Model Explainability Pipeline

Given a model and a dataset, we aim to answer two questions: (i) what the model should know to make a correct prediction, and (ii) what the model actually knows.

What a model should know?

Hypothesis: model reasoning should be similar to human reasoning.

Idea: ask crowd annotators to annotate the words in the sentence as important or not important. I use Toloka crowdsourcing platform to eploy crowd annotators.

How: first ask annotators to “do” the task of judging on type of relation between two given entities in the sentence if any.

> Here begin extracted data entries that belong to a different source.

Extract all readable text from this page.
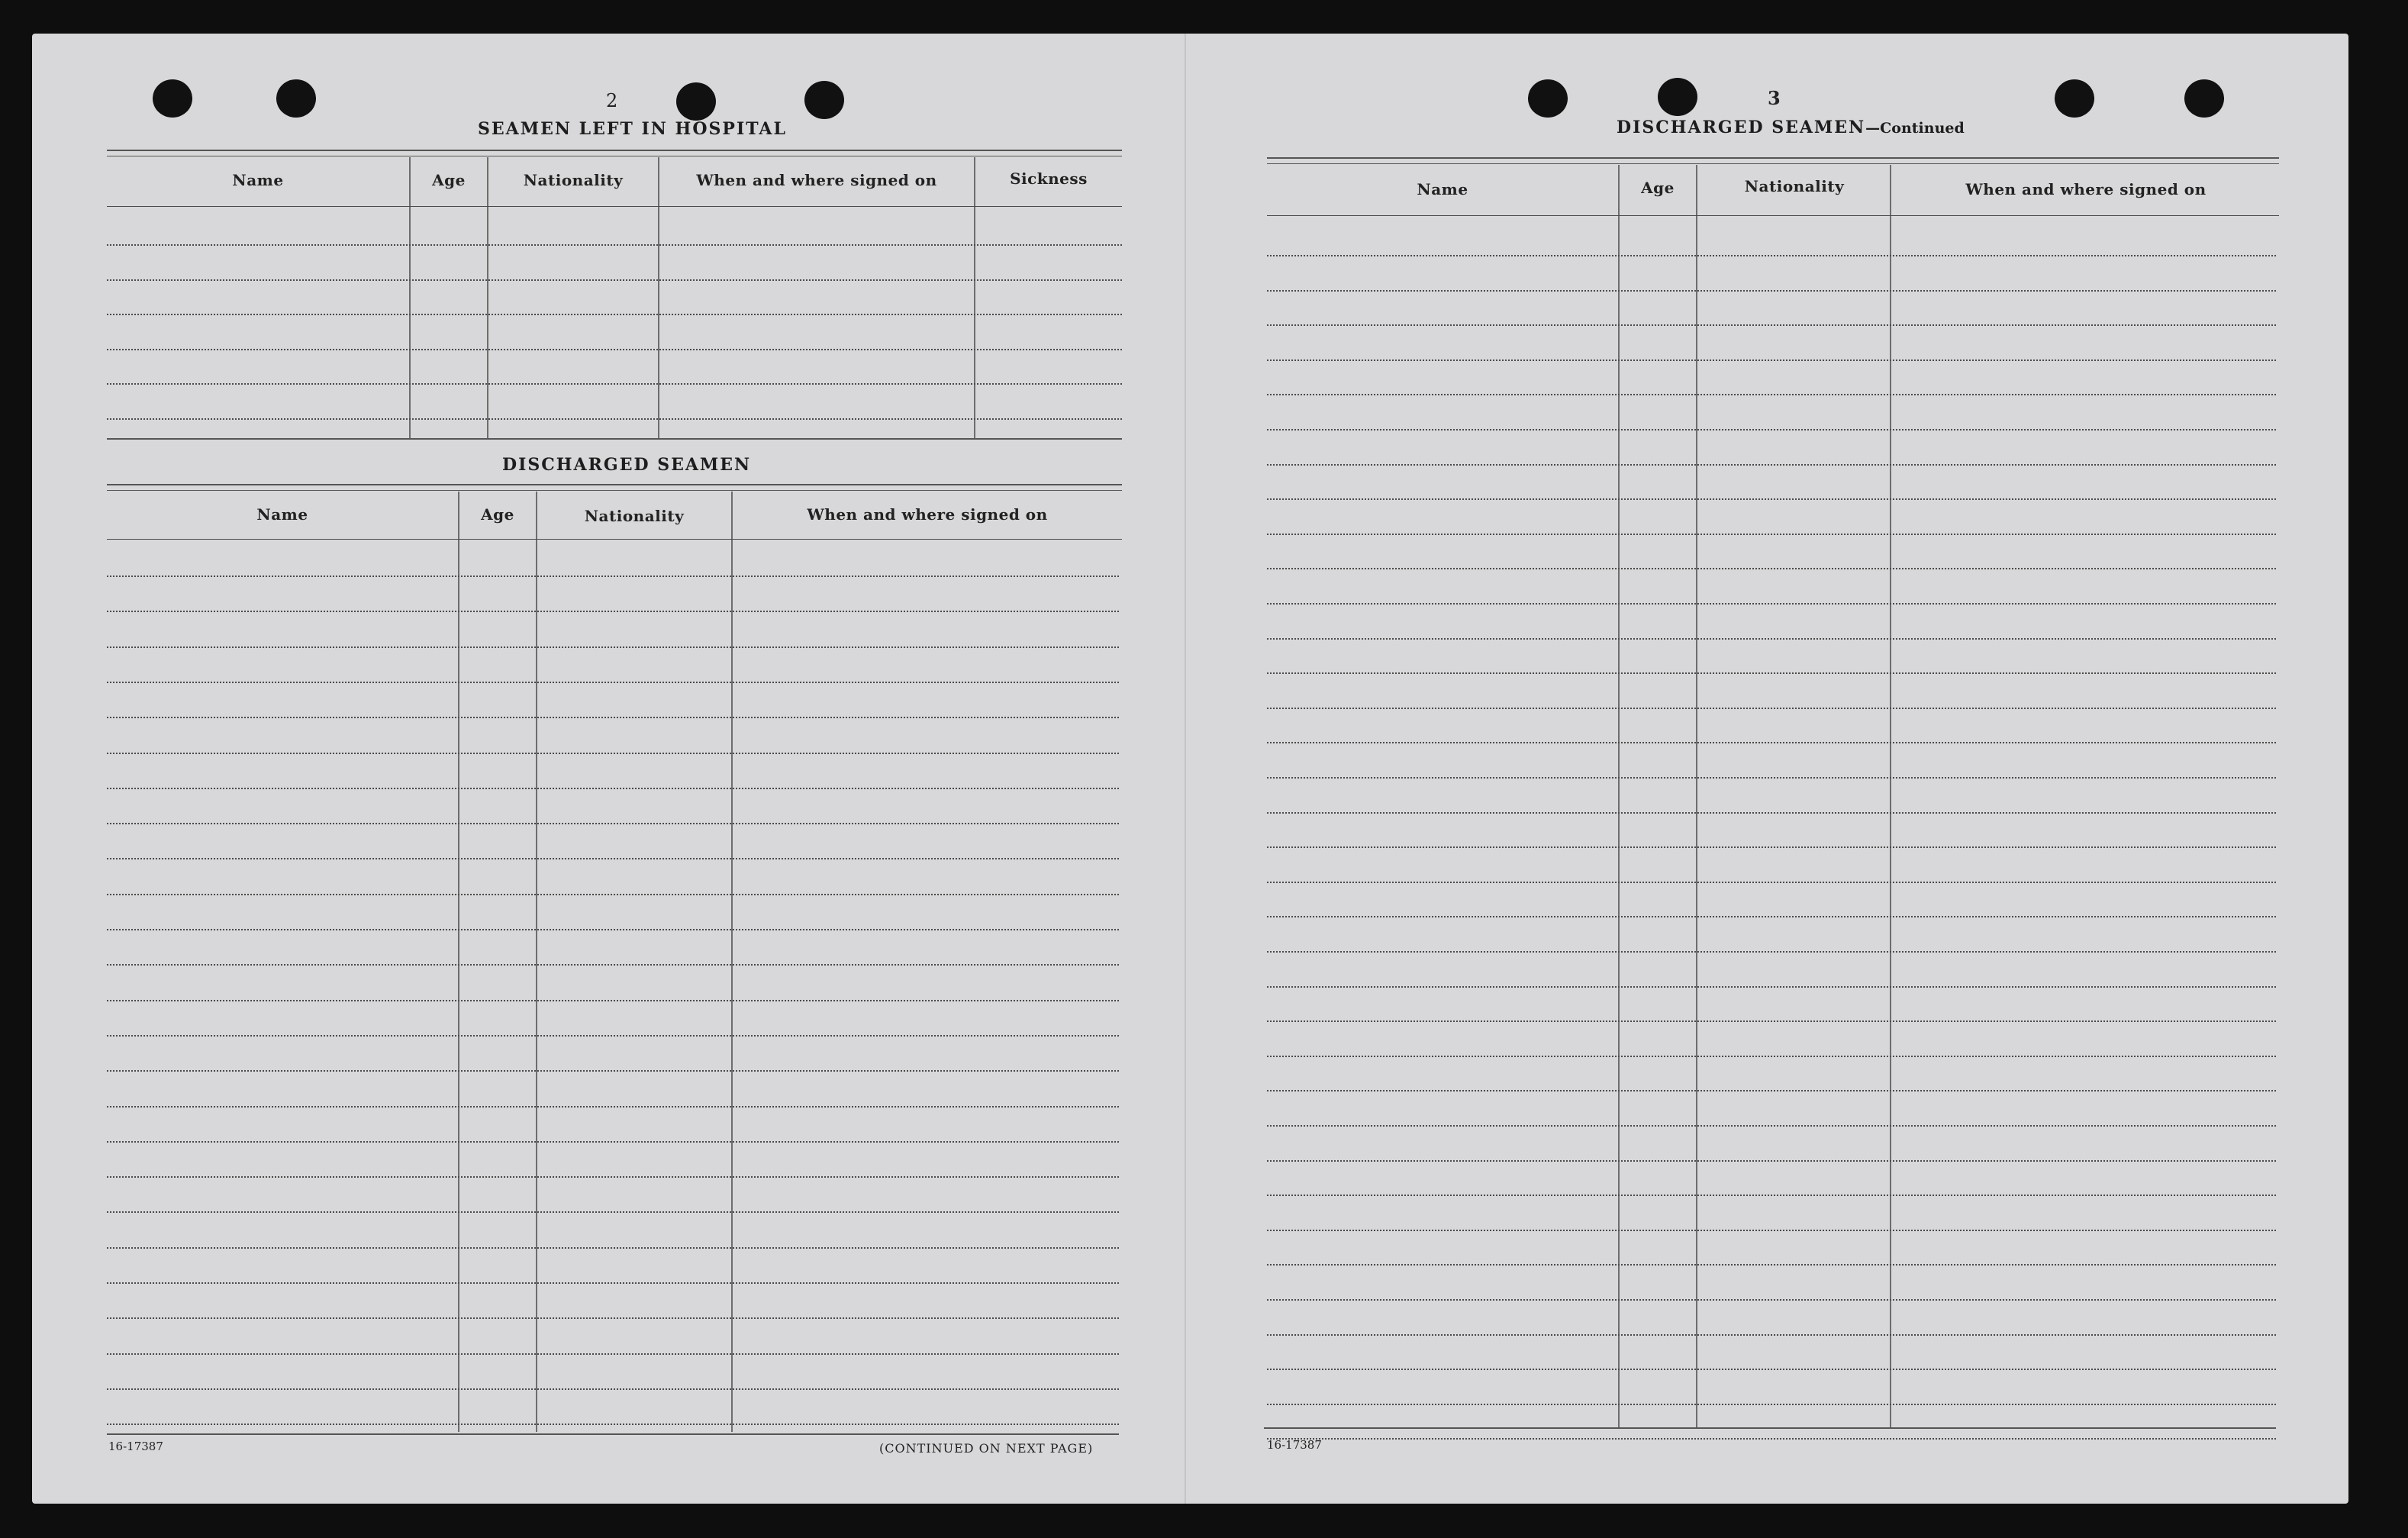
2
SEAMEN LEFT IN HOSPITAL
Name	Age	Nationality	When and where signed on	Sickness
DISCHARGED SEAMEN
Name	Age	Nationality	When and where signed on
16-17387	(CONTINUED ON NEXT PAGE)
3
DISCHARGED SEAMEN—Continued
Name	Age	Nationality	When and where signed on
16-17387
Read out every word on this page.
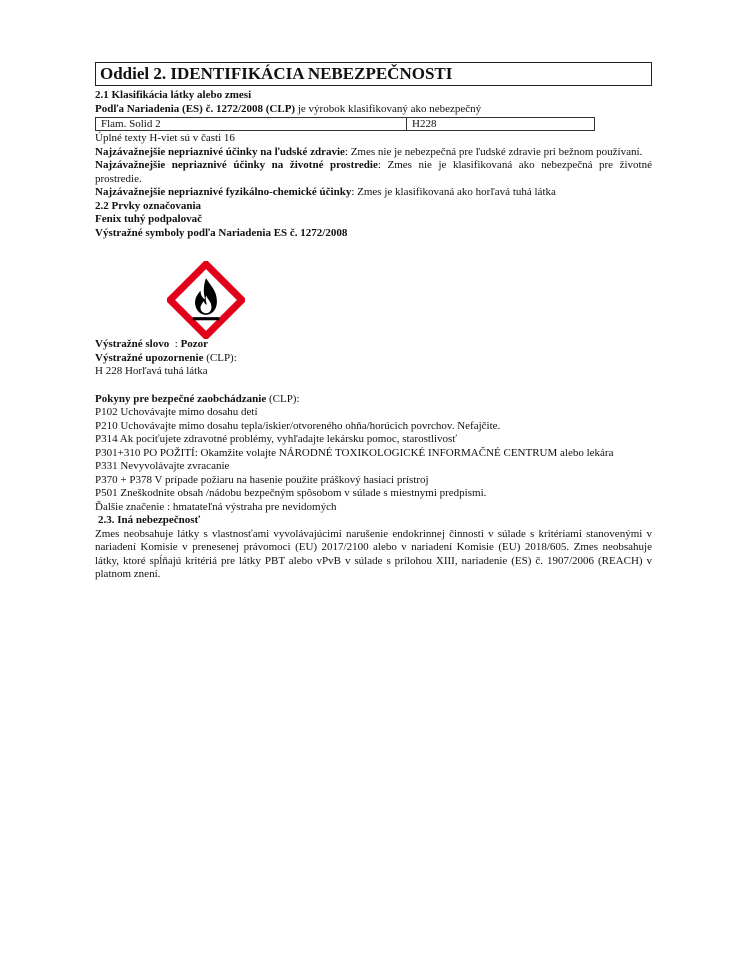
Oddiel 2. IDENTIFIKÁCIA NEBEZPEČNOSTI

2.1 Klasifikácia látky alebo zmesi

Podľa Nariadenia (ES) č. 1272/2008 (CLP) je výrobok klasifikovaný ako nebezpečný

Flam. Solid 2	H228

Úplné texty H-viet sú v časti 16

Najzávažnejšie nepriaznivé účinky na ľudské zdravie: Zmes nie je nebezpečná pre ľudské zdravie pri bežnom používaní.

Najzávažnejšie nepriaznivé účinky na životné prostredie: Zmes nie je klasifikovaná ako nebezpečná pre životné prostredie.

Najzávažnejšie nepriaznivé fyzikálno-chemické účinky: Zmes je klasifikovaná ako horľavá tuhá látka

2.2 Prvky označovania

Fenix tuhý podpalovač

Výstražné symboly podľa Nariadenia ES č. 1272/2008

Výstražné slovo  : Pozor

Výstražné upozornenie (CLP):

H 228 Horľavá tuhá látka

Pokyny pre bezpečné zaobchádzanie (CLP):

P102 Uchovávajte mimo dosahu detí

P210 Uchovávajte mimo dosahu tepla/iskier/otvoreného ohňa/horúcich povrchov. Nefajčite.

P314 Ak pociťujete zdravotné problémy, vyhľadajte lekársku pomoc, starostlivosť

P301+310 PO POŽITÍ: Okamžite volajte NÁRODNÉ TOXIKOLOGICKÉ INFORMAČNÉ CENTRUM alebo lekára

P331 Nevyvolávajte zvracanie

P370 + P378 V prípade požiaru na hasenie použite práškový hasiaci prístroj

P501 Zneškodnite obsah /nádobu bezpečným spôsobom v súlade s miestnymi predpismi.

Ďalšie značenie : hmatateľná výstraha pre nevidomých

2.3. Iná nebezpečnosť

Zmes neobsahuje látky s vlastnosťami vyvolávajúcimi narušenie endokrinnej činnosti v súlade s kritériami stanovenými v nariadení Komisie v prenesenej právomoci (EU) 2017/2100 alebo v nariadení Komisie (EU) 2018/605. Zmes neobsahuje látky, ktoré spĺňajú kritériá pre látky PBT alebo vPvB v súlade s prílohou XIII, nariadenie (ES) č. 1907/2006 (REACH) v platnom znení.
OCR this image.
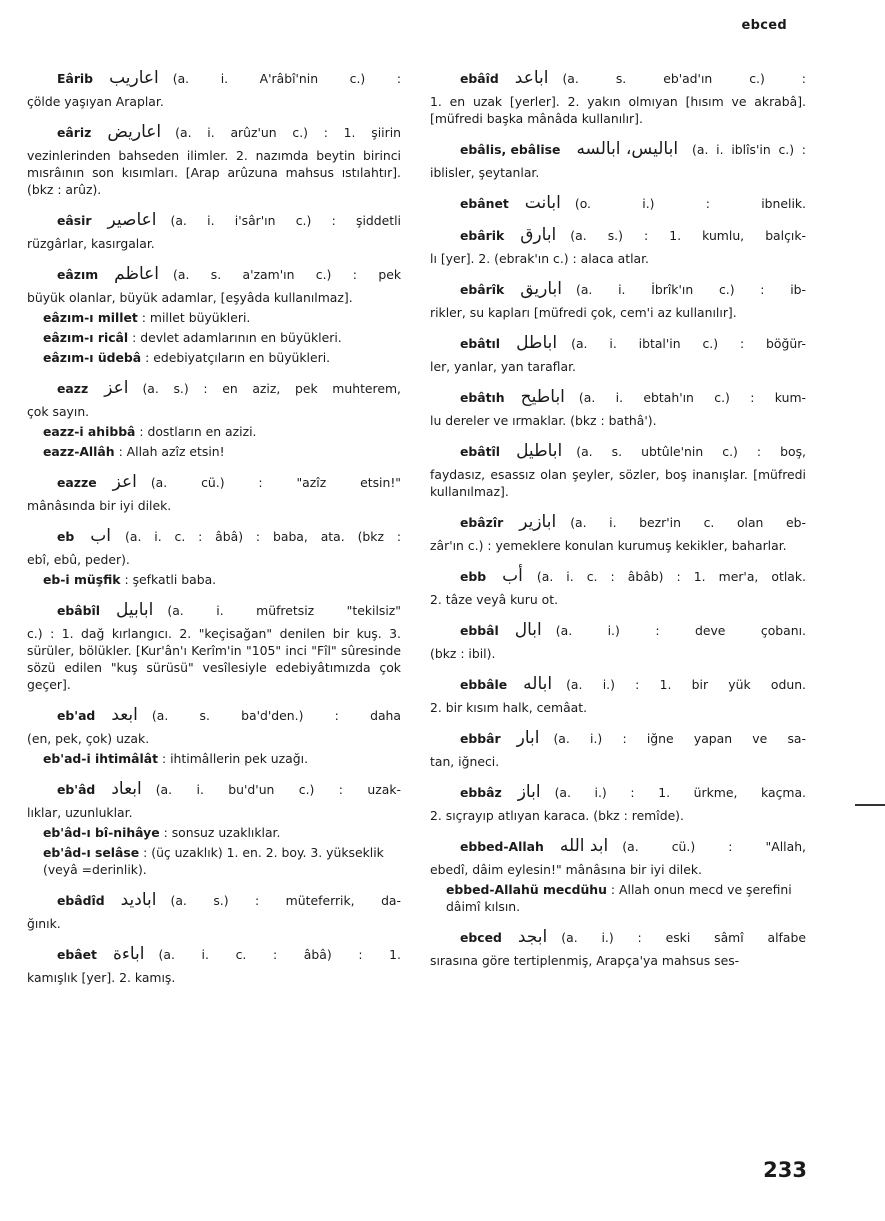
ebced
Eârib اعاريب (a. i. A'râbî'nin c.) :
çölde yaşıyan Araplar.
eâriz اعاريض (a. i. arûz'un c.) : 1. şiirin
vezinlerinden bahseden ilimler. 2. nazımda beytin birinci mısrâının son kısımları. [Arap arûzuna mahsus ıstılahtır]. (bkz : arûz).
eâsir اعاصير (a. i. i'sâr'ın c.) : şiddetli
rüzgârlar, kasırgalar.
eâzım اعاظم (a. s. a'zam'ın c.) : pek
büyük olanlar, büyük adamlar, [eşyâda kullanılmaz].
eâzım-ı millet : millet büyükleri.
eâzım-ı ricâl : devlet adamlarının en büyükleri.
eâzım-ı üdebâ : edebiyatçıların en büyükleri.
eazz اعز (a. s.) : en aziz, pek muhterem,
çok sayın.
eazz-i ahibbâ : dostların en azizi.
eazz-Allâh : Allah azîz etsin!
eazze اعز (a. cü.) : "azîz etsin!"
mânâsında bir iyi dilek.
eb اب (a. i. c. : âbâ) : baba, ata. (bkz :
ebî, ebû, peder).
eb-i müşfik : şefkatli baba.
ebâbîl ابابيل (a. i. müfretsiz "tekilsiz"
c.) : 1. dağ kırlangıcı. 2. "keçisağan" denilen bir kuş. 3. sürüler, bölükler. [Kur'ân'ı Kerîm'in "105" inci "Fîl" sûresinde sözü edilen "kuş sürüsü" vesîlesiyle edebiyâtımızda çok geçer].
eb'ad ابعد (a. s. ba'd'den.) : daha
(en, pek, çok) uzak.
eb'ad-i ihtimâlât : ihtimâllerin pek uzağı.
eb'âd ابعاد (a. i. bu'd'un c.) : uzak-
lıklar, uzunluklar.
eb'âd-ı bî-nihâye : sonsuz uzaklıklar.
eb'âd-ı selâse : (üç uzaklık) 1. en. 2. boy. 3. yükseklik (veyâ =derinlik).
ebâdîd اباديد (a. s.) : müteferrik, da-
ğınık.
ebâet اباءة (a. i. c. : âbâ) : 1.
kamışlık [yer]. 2. kamış.
ebâîd اباعد (a. s. eb'ad'ın c.) :
1. en uzak [yerler]. 2. yakın olmıyan [hısım ve akrabâ]. [müfredi başka mânâda kullanılır].
ebâlis, ebâlise اباليس، ابالسه (a. i. iblîs'in c.) :
iblisler, şeytanlar.
ebânet ابانت (o. i.) : ibnelik.
ebârik ابارق (a. s.) : 1. kumlu, balçık-
lı [yer]. 2. (ebrak'ın c.) : alaca atlar.
ebârîk اباريق (a. i. İbrîk'ın c.) : ib-
rikler, su kapları [müfredi çok, cem'i az kullanılır].
ebâtıl اباطل (a. i. ibtal'in c.) : böğür-
ler, yanlar, yan taraflar.
ebâtıh اباطيح (a. i. ebtah'ın c.) : kum-
lu dereler ve ırmaklar. (bkz : bathâ').
ebâtîl اباطيل (a. s. ubtûle'nin c.) : boş,
faydasız, esassız olan şeyler, sözler, boş inanışlar. [müfredi kullanılmaz].
ebâzîr ابازير (a. i. bezr'in c. olan eb-
zâr'ın c.) : yemeklere konulan kurumuş kekikler, baharlar.
ebb أب (a. i. c. : âbâb) : 1. mer'a, otlak.
2. tâze veyâ kuru ot.
ebbâl ابال (a. i.) : deve çobanı.
(bkz : ibil).
ebbâle اباله (a. i.) : 1. bir yük odun.
2. bir kısım halk, cemâat.
ebbâr ابار (a. i.) : iğne yapan ve sa-
tan, iğneci.
ebbâz اباز (a. i.) : 1. ürkme, kaçma.
2. sıçrayıp atlıyan karaca. (bkz : remîde).
ebbed-Allah ابد الله (a. cü.) : "Allah,
ebedî, dâim eylesin!" mânâsına bir iyi dilek.
ebbed-Allahü mecdühu : Allah onun mecd ve şerefini dâimî kılsın.
ebced ابجد (a. i.) : eski sâmî alfabe
sırasına göre tertiplenmiş, Arapça'ya mahsus ses-
233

By doing so, they are exercising their rationales instead of imagining that can potentially make their rationales annotation more reliable.

What a model knows?

Idea: apply model-agnostic explainability method called LIME to automatically extract the words’ weights.

Crowdsourcing Task Design

To ensure the good quality of annotations, we need to take into account the specific aspects of working with anonymous, online crowd annotators, for instance considering:

  • the diversity of the crowd in terms of spoken languages and education level
  • the online nature of our task, where the means to explain the task to workers and motivate them are limited

For our task, we applied the following filters of the annotators:

  • Language. we only select workers who know English and passed a language test on the platform
  • Top annotators. we use a built-in adjust bar to select the top 10% of the annotators based on their overall performance on the platform
  • Skill. we only select workers who show that they understood the task

Example of the task along with the annotations

Crowdoursing Task Design

Results

Agreement of the annotators (Krippendorff’s alpha) is 0.786 allowing us to rely on the data.

To compare human explanations with automatic explanations we calculated correlations between them for each data instance. We observe that on data instances where model predictions are correct the correlation is higher than for data instances where model makes errors (with mean values 0.48 and 0.41 for correct and incorrect predictions respectively). The difference is statistically significant. Thus, we established a robust way of identifying text segments relevant to human annotators performing relation extraction tasks, and validated that state-of-the-art ML models perform best when they "look" at the very same segments. This presents further research opportunities to leverage crowdsourced data to improve the accuracy of ML models, improve training data collection and preparation, reduce the risk of bias, and make the models more transparent and accessible.